Part of it may be comfort zone, that the people at the folk festival really came to get what they expected and heard. A big part is probably the professionalism of stage presence, although Fleet Foxes had their share of awkward filling in the gaps with rambling stories. But there was such an air of community in the folk festival, singing along, listening, striking up conversations easily with those around you (even I of the closed mouth found it pretty easy to chat up others, regardless of age, gender, or attractiveness). At the KC festival, I just kept feeling out of place; whereas one seemed to draw us into commonness, this other emphasized difference in a lot of ways that made me uncomfortable. The emcee's jokes and stereotypes, the language barriers for some performers, the poor thai musician who didn't want to talk to the audience despite the constant goading of the emcee, and the fact that what seems like a good, well-intentioned idea didn't do much to enrich me. I saw a wide variety, but that's about it: the buffet is seldom as good as a well-cooked course. But it did make me reflect upon the variety at the folk festival, the interesting intersection of folk and popular genres, the diversity that goes perhaps more unseen precisely because you feel like you're bonding, and the diversity that isn't visible or maybe isn't there (e.g. politics). It struck me that the lyrics "This land is your land, this land is my land" are particularly great because they don't level out the differences--it's not merely reduced to "our" land--but something more complex, a land that is not only shared but unites different people together. That's more or less what this concert did for me. This music was my music, their music, your music.

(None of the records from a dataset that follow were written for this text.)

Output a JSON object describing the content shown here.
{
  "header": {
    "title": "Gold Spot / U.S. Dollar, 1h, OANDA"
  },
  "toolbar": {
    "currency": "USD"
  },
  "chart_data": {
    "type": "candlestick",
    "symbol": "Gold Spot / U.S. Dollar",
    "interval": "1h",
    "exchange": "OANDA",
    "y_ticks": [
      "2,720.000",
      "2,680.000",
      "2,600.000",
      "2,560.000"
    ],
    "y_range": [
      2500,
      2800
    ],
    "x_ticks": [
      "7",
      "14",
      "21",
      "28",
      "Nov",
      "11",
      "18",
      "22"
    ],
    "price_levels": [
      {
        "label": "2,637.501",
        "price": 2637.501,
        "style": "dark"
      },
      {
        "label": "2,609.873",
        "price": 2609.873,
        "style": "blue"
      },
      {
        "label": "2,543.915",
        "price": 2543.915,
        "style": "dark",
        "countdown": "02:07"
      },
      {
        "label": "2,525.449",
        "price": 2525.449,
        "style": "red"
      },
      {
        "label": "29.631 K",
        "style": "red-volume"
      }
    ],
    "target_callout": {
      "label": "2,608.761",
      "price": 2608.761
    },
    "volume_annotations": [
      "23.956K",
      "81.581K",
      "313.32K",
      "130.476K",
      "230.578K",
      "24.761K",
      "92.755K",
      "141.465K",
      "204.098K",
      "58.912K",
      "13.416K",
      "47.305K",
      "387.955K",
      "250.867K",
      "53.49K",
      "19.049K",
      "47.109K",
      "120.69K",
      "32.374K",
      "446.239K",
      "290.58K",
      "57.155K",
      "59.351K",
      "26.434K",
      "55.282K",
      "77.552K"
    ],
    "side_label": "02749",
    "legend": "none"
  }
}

Wednesday, September 9, 2009


School begins, and I get to make a 100th post.

In lieu of anything substantial (because, well, nothing has really happened here yet), I'll relay to you the note someone left in my carrel:

Purpose for this research?

I think this bodes well.

Friday, September 4, 2009

We're walking, we're walking

I was just in Seattle, a city that has won my heart effortlessly through having ballroom dance lessons built into the sidewalks (you know, those feet with numbers and arrows?)! How can I resist?

But one of the things we did was take the Underground Tour, a tour with surprisingly little to look at. Like, almost nothing. And yet, it was great. And as I was going on the tour, I realized just how much teaching is like the process of tourguiding: adding just enough color to make things interesting, supplying deeper facts (but sometimes subtly), engaging the crowd, and keeping it moving. The tourguide we had was funny,a rticulate, knowledgeable, and seemingly unscripted. I really hate tours that just feel like a preprepared sheet that you'd get more out of reading yourself, or better yet, a book. But when guides are engaging, informed, and fun, it doesn't even matter if you're standing in a basement looking at a single dusty photo. That's what I want to be.